8. CDXML / CDX — 2002

ChemDraw's native format. CDX is binary, CDXML is the XML serialisation of the same. Carries layout (font, kerning, bond angles) as well as structure, because ChemDraw is a drawing tool first. Every chemist with a Mac knows this format whether they want to or not.

What it adds: publication-ready 2D drawings. The only format that round-trips through journal submission systems without losing the figure.

9. Mol V3000 — 2002

Extended Mol file. Lifts V2000's hard limit of 999 atoms / 999 bonds, and introduces a tagged-line format that's more parser-friendly than the fixed-column V2000 layout. Adds proper Sgroup support, enhanced stereochemistry, and templates.

What it adds: scale (peptides, polymers, complex natural products) and unambiguous extension points. V2000 is still more common in the wild; V3000 is what you reach for when V2000 runs out of columns.

10. mmCIF — 2014

Macromolecular CIF. PDB's official replacement for the legacy PDB format. Same self-describing model as small-molecule CIF, plus dictionaries for polymers, ligands, refinement, and validation. As of 2014, the RCSB PDB and PDBe both treat mmCIF as the primary archive format.

What it adds: a single dictionary-driven format for every structural-biology payload, replacing PDB's column-fixed legacy. New record types extend the dictionary instead of the format.

11. CXSMILES — c. 2007

ChemAxon's extended SMILES. A SMILES string followed by a vertical bar and a structured extension block: 2D coordinates, atom labels, Sgroup definitions, query bits — basically everything a Mol file carries that a plain SMILES cannot. The bridge between "single-line notation" and "file format". Both RDKit and OpenBabel parse the standard CXSMILES subset.

What it adds: a one-line representation that retains the Mol file's structural detail. When you want SMILES ergonomics but cannot lose 2D coordinates, CXSMILES is the right tool.

Side-by-side

What each format actually carries. The columns describe data the format is specified to encode, drawn from each format's published specification. Size comparisons are intentionally absent — they vary widely with coordinate precision, line endings, and embedded metadata, and the verified-bytes audit is in flight.

Format	Year	Kind	Carries	What it adds
PDB	1971	Structural	Atoms, residues, chains, secondary structure, het records	Lingua franca for biomolecular structure
Mol V2000	1981	Single-mol	Atoms, bonds, 2D/3D coords, bond stereo, query bits	Workhorse 2D-aware container
SDF	1982	Multi-mol	N × Mol blocks, tag/value metadata per record	Per-record key/value metadata
Mol2	1991	Single-mol	Tripos atom types, partial charges, substructures	First-class typed atoms for MD/docking
CIF	1991	Crystal	Unit cell, symmetry ops, atom fractional coords, dictionary	Self-describing dictionary-extensible format
XYZ	1995	Geometry	N atom-element-coord lines; nothing else	Minimum 3D-coords container
CML	1999	Single-mol	Atoms, bonds, namespaces; XML schema-validatable	Single hierarchical schema for chemistry XML
CDXML	2002	Single-mol	Atoms, bonds, fonts, kerning, drawing-element layout	Publication-ready 2D drawings
Mol V3000	2002	Single-mol	V2000 features + tagged lines; Sgroups; >999 atoms	Scale + parser-friendly extension points
mmCIF	2014	Structural	PDB content via CIF dictionary; ligand + validation dicts	Dictionary-extensible structural archive
CXSMILES	c. 2007	Single-mol	SMILES + 2D coords + Sgroups + atom labels in one line	Mol-file detail in a single SMILES line

Sources: each row is taken from the format's published specification or vendor documentation. "Carries" lists data the format is specified to encode, not optional extensions.

Bringing them together

File formats are the second axis of fragmentation.

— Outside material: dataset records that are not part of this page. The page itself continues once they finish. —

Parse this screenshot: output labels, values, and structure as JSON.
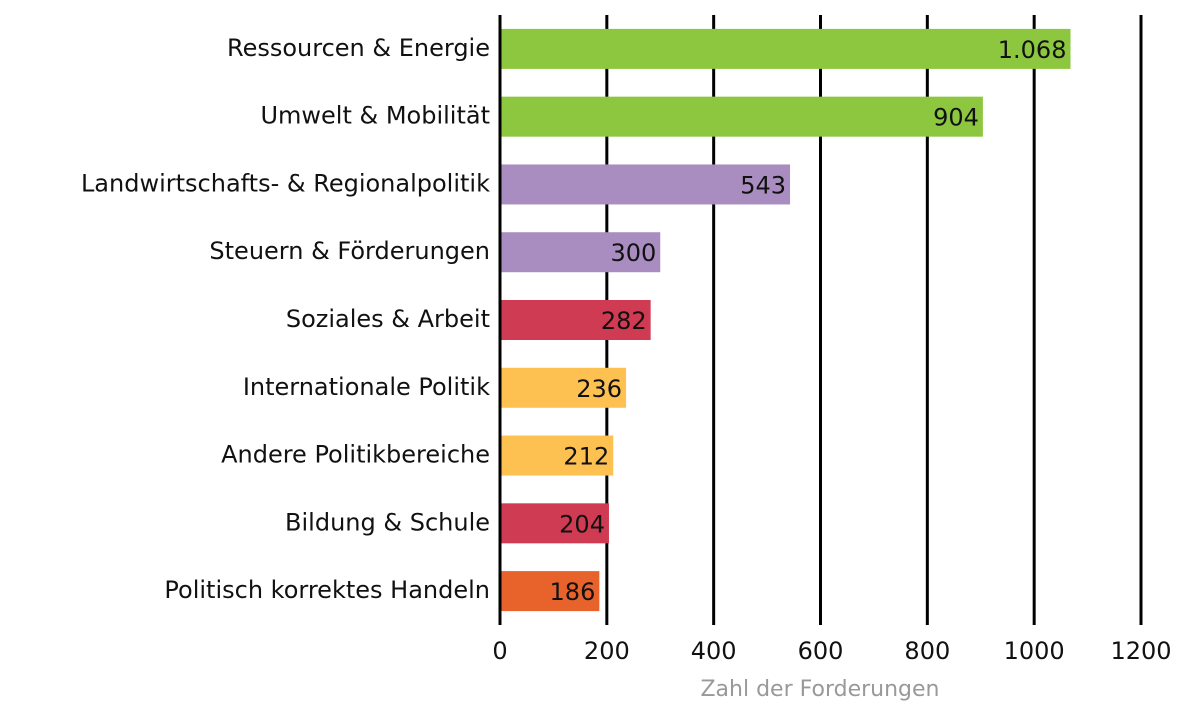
{
  "chart_data": {
    "type": "hbar",
    "categories": [
      "Ressourcen & Energie",
      "Umwelt & Mobilität",
      "Landwirtschafts- & Regionalpolitik",
      "Steuern & Förderungen",
      "Soziales & Arbeit",
      "Internationale Politik",
      "Andere Politikbereiche",
      "Bildung & Schule",
      "Politisch korrektes Handeln"
    ],
    "values": [
      1068,
      904,
      543,
      300,
      282,
      236,
      212,
      204,
      186
    ],
    "value_labels": [
      "1.068",
      "904",
      "543",
      "300",
      "282",
      "236",
      "212",
      "204",
      "186"
    ],
    "colors": [
      "#8dc63f",
      "#8dc63f",
      "#a98dc1",
      "#a98dc1",
      "#cf3b52",
      "#fdc151",
      "#fdc151",
      "#cf3b52",
      "#e8622c"
    ],
    "xlabel": "Zahl der Forderungen",
    "xlim": [
      0,
      1200
    ],
    "xticks": [
      0,
      200,
      400,
      600,
      800,
      1000,
      1200
    ],
    "grid": true
  }
}
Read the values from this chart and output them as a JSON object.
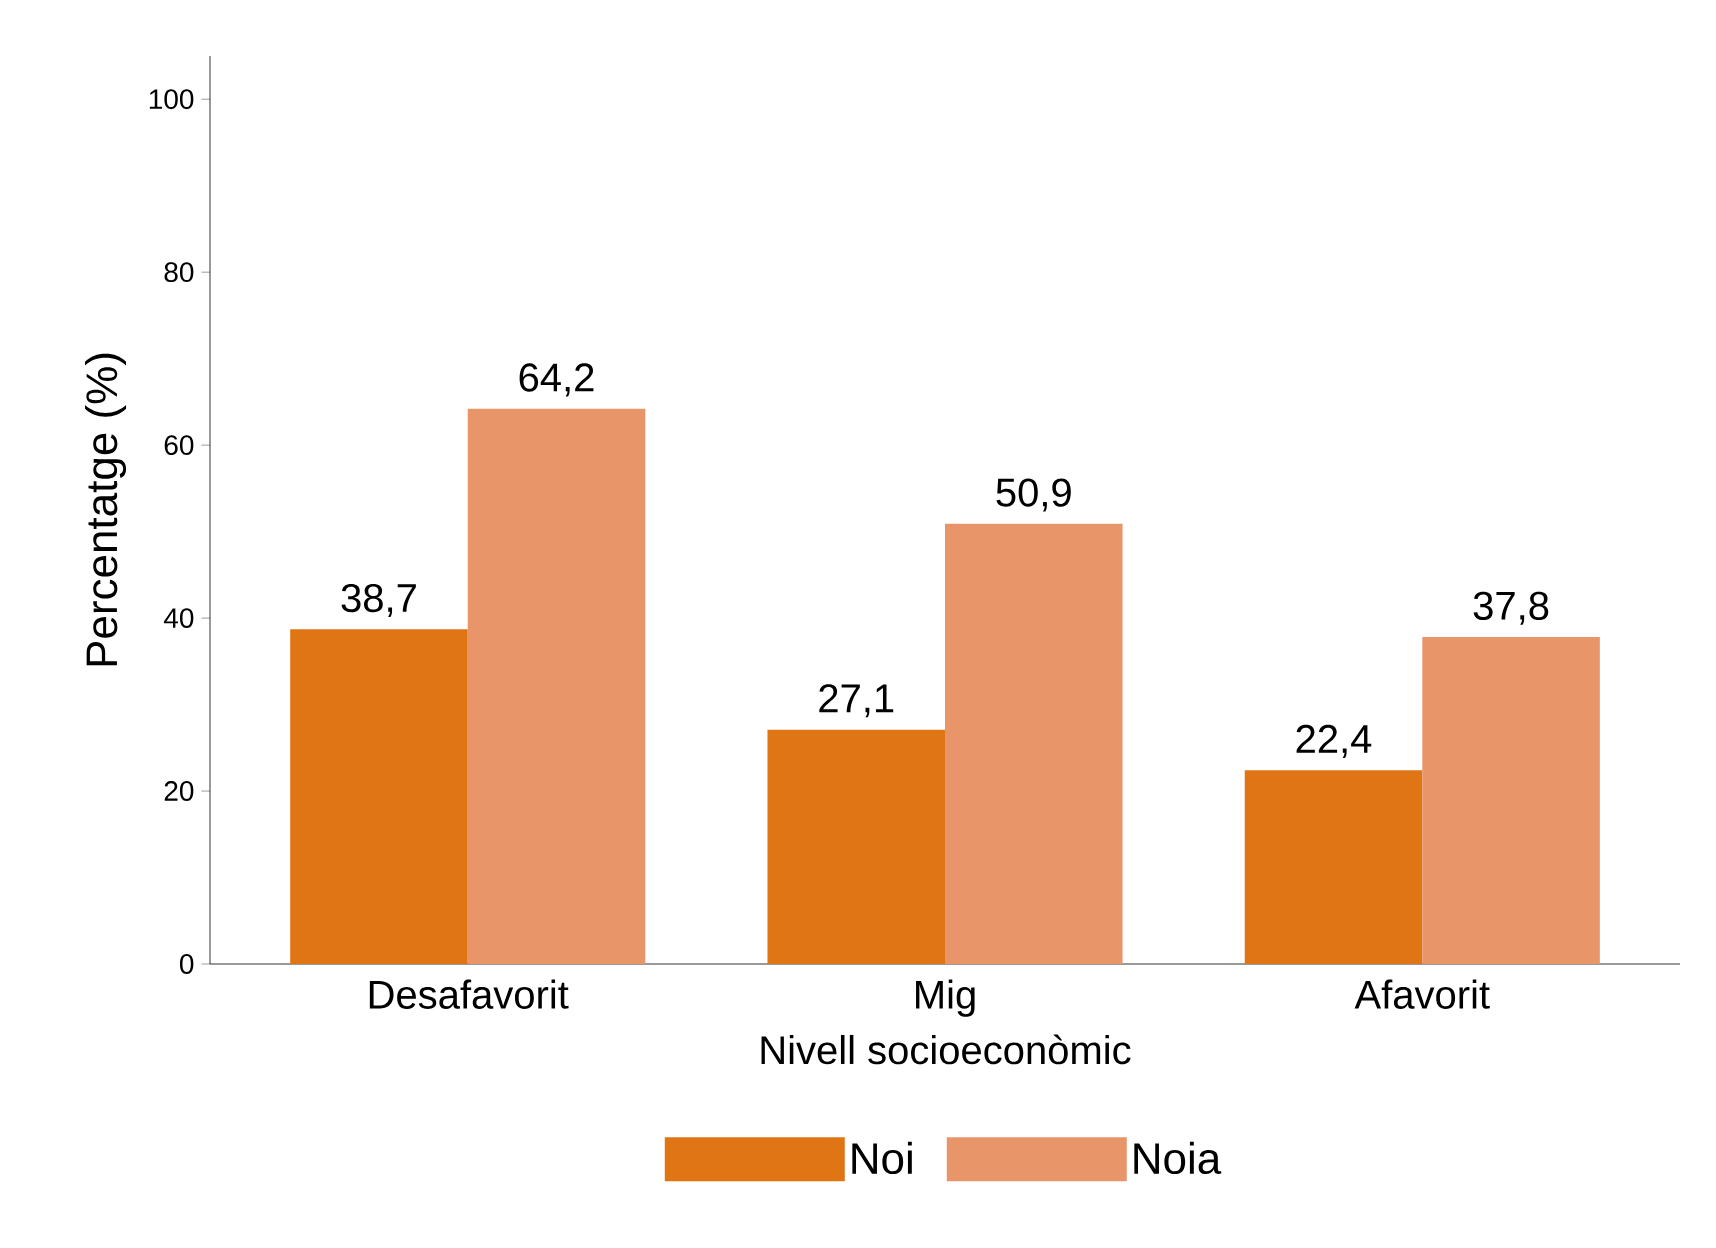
{
  "chart_data": {
    "type": "bar",
    "xlabel": "Nivell socioeconòmic",
    "ylabel": "Percentatge (%)",
    "categories": [
      "Desafavorit",
      "Mig",
      "Afavorit"
    ],
    "series": [
      {
        "name": "Noi",
        "color": "#e07516",
        "values": [
          38.7,
          27.1,
          22.4
        ],
        "value_labels": [
          "38,7",
          "27,1",
          "22,4"
        ]
      },
      {
        "name": "Noia",
        "color": "#e8956a",
        "values": [
          64.2,
          50.9,
          37.8
        ],
        "value_labels": [
          "64,2",
          "50,9",
          "37,8"
        ]
      }
    ],
    "ylim": [
      0,
      105
    ],
    "yticks": [
      0,
      20,
      40,
      60,
      80,
      100
    ],
    "grid": false,
    "legend": "bottom"
  }
}
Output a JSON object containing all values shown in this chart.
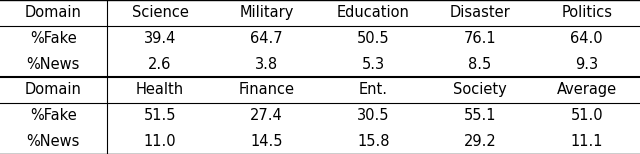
{
  "table1_header": [
    "Domain",
    "Science",
    "Military",
    "Education",
    "Disaster",
    "Politics"
  ],
  "table1_rows": [
    [
      "%Fake",
      "39.4",
      "64.7",
      "50.5",
      "76.1",
      "64.0"
    ],
    [
      "%News",
      "2.6",
      "3.8",
      "5.3",
      "8.5",
      "9.3"
    ]
  ],
  "table2_header": [
    "Domain",
    "Health",
    "Finance",
    "Ent.",
    "Society",
    "Average"
  ],
  "table2_rows": [
    [
      "%Fake",
      "51.5",
      "27.4",
      "30.5",
      "55.1",
      "51.0"
    ],
    [
      "%News",
      "11.0",
      "14.5",
      "15.8",
      "29.2",
      "11.1"
    ]
  ],
  "figsize": [
    6.4,
    1.54
  ],
  "dpi": 100,
  "font_size": 10.5
}
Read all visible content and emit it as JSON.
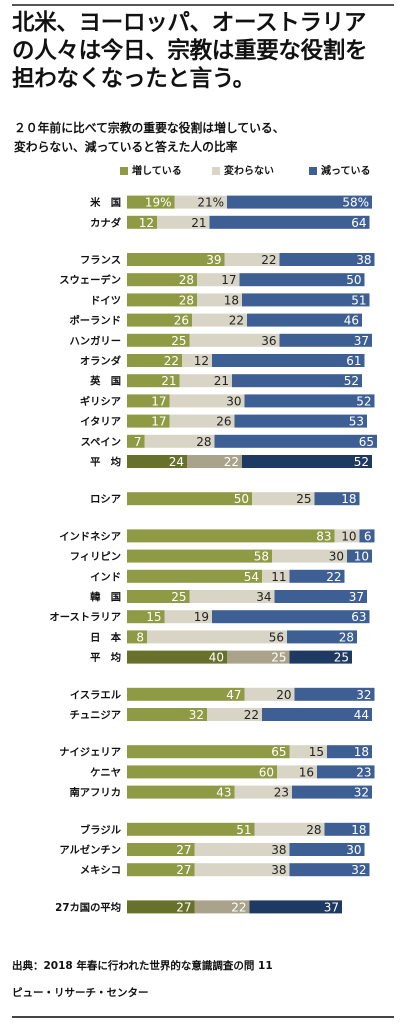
{
  "header": {
    "title_lines": [
      "北米、ヨーロッパ、オーストラリア",
      "の人々は今日、宗教は重要な役割を",
      "担わなくなったと言う。"
    ],
    "subtitle_lines": [
      "２０年前に比べて宗教の重要な役割は増している、",
      "変わらない、減っていると答えた人の比率"
    ]
  },
  "colors": {
    "increase": "#8f9a45",
    "same": "#d8d5c6",
    "decrease": "#3e5f94",
    "avg_increase": "#67712c",
    "avg_same": "#a8a38a",
    "avg_decrease": "#1e3a62"
  },
  "legend": [
    "増している",
    "変わらない",
    "減っている"
  ],
  "chart_data": {
    "type": "bar",
    "stacked": true,
    "orientation": "horizontal",
    "series": [
      {
        "name": "増している"
      },
      {
        "name": "変わらない"
      },
      {
        "name": "減っている"
      }
    ],
    "groups": [
      {
        "rows": [
          {
            "label": "米　国",
            "values": [
              19,
              21,
              58
            ],
            "value_labels": [
              "19%",
              "21%",
              "58%"
            ]
          },
          {
            "label": "カナダ",
            "values": [
              12,
              21,
              64
            ]
          }
        ]
      },
      {
        "rows": [
          {
            "label": "フランス",
            "values": [
              39,
              22,
              38
            ]
          },
          {
            "label": "スウェーデン",
            "values": [
              28,
              17,
              50
            ]
          },
          {
            "label": "ドイツ",
            "values": [
              28,
              18,
              51
            ]
          },
          {
            "label": "ポーランド",
            "values": [
              26,
              22,
              46
            ]
          },
          {
            "label": "ハンガリー",
            "values": [
              25,
              36,
              37
            ]
          },
          {
            "label": "オランダ",
            "values": [
              22,
              12,
              61
            ]
          },
          {
            "label": "英　国",
            "values": [
              21,
              21,
              52
            ]
          },
          {
            "label": "ギリシア",
            "values": [
              17,
              30,
              52
            ]
          },
          {
            "label": "イタリア",
            "values": [
              17,
              26,
              53
            ]
          },
          {
            "label": "スペイン",
            "values": [
              7,
              28,
              65
            ]
          },
          {
            "label": "平　均",
            "values": [
              24,
              22,
              52
            ],
            "average": true
          }
        ]
      },
      {
        "rows": [
          {
            "label": "ロシア",
            "values": [
              50,
              25,
              18
            ]
          }
        ]
      },
      {
        "rows": [
          {
            "label": "インドネシア",
            "values": [
              83,
              10,
              6
            ]
          },
          {
            "label": "フィリピン",
            "values": [
              58,
              30,
              10
            ]
          },
          {
            "label": "インド",
            "values": [
              54,
              11,
              22
            ]
          },
          {
            "label": "韓　国",
            "values": [
              25,
              34,
              37
            ]
          },
          {
            "label": "オーストラリア",
            "values": [
              15,
              19,
              63
            ]
          },
          {
            "label": "日　本",
            "values": [
              8,
              56,
              28
            ]
          },
          {
            "label": "平　均",
            "values": [
              40,
              25,
              25
            ],
            "average": true
          }
        ]
      },
      {
        "rows": [
          {
            "label": "イスラエル",
            "values": [
              47,
              20,
              32
            ]
          },
          {
            "label": "チュニジア",
            "values": [
              32,
              22,
              44
            ]
          }
        ]
      },
      {
        "rows": [
          {
            "label": "ナイジェリア",
            "values": [
              65,
              15,
              18
            ]
          },
          {
            "label": "ケニヤ",
            "values": [
              60,
              16,
              23
            ]
          },
          {
            "label": "南アフリカ",
            "values": [
              43,
              23,
              32
            ]
          }
        ]
      },
      {
        "rows": [
          {
            "label": "ブラジル",
            "values": [
              51,
              28,
              18
            ]
          },
          {
            "label": "アルゼンチン",
            "values": [
              27,
              38,
              30
            ]
          },
          {
            "label": "メキシコ",
            "values": [
              27,
              38,
              32
            ]
          }
        ]
      },
      {
        "rows": [
          {
            "label": "27カ国の平均",
            "values": [
              27,
              22,
              37
            ],
            "average": true
          }
        ]
      }
    ]
  },
  "footer": {
    "source": "出典：2018 年春に行われた世界的な意識調査の問 11",
    "publisher": "ピュー・リサーチ・センター"
  }
}
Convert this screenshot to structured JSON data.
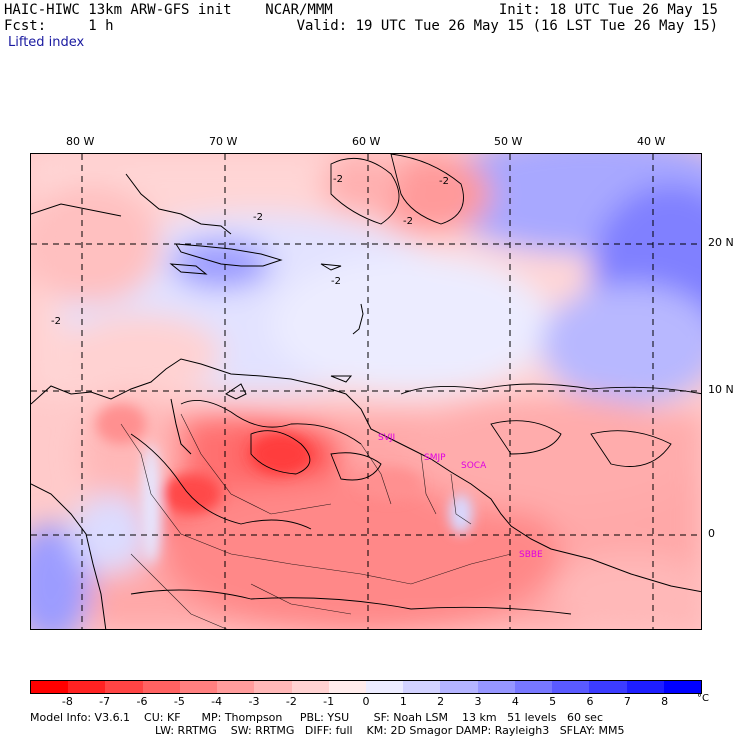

A chemist sketching a structure in ChemDraw, a curator enriching it in PubChem, and a docking pipeline pulling it from ZINC are looking at the same atoms, but the on-disk shape — bytes, fields, conventions — disagrees byte-for-byte.

chempirical's plan: the same graph-shaped database engine that backs the search box also handles every format here, on the way in. Drop a Mol file, an SDF, a CDXML, a CIF, and the engine normalises into the same internal graph — connectivity is the source of truth; format is just a serialisation. On the way out, the same graph re-emits to whatever format the caller asks for. Round-trip fidelity is verified by hashing the InChI of the parsed structure, not the bytes on disk.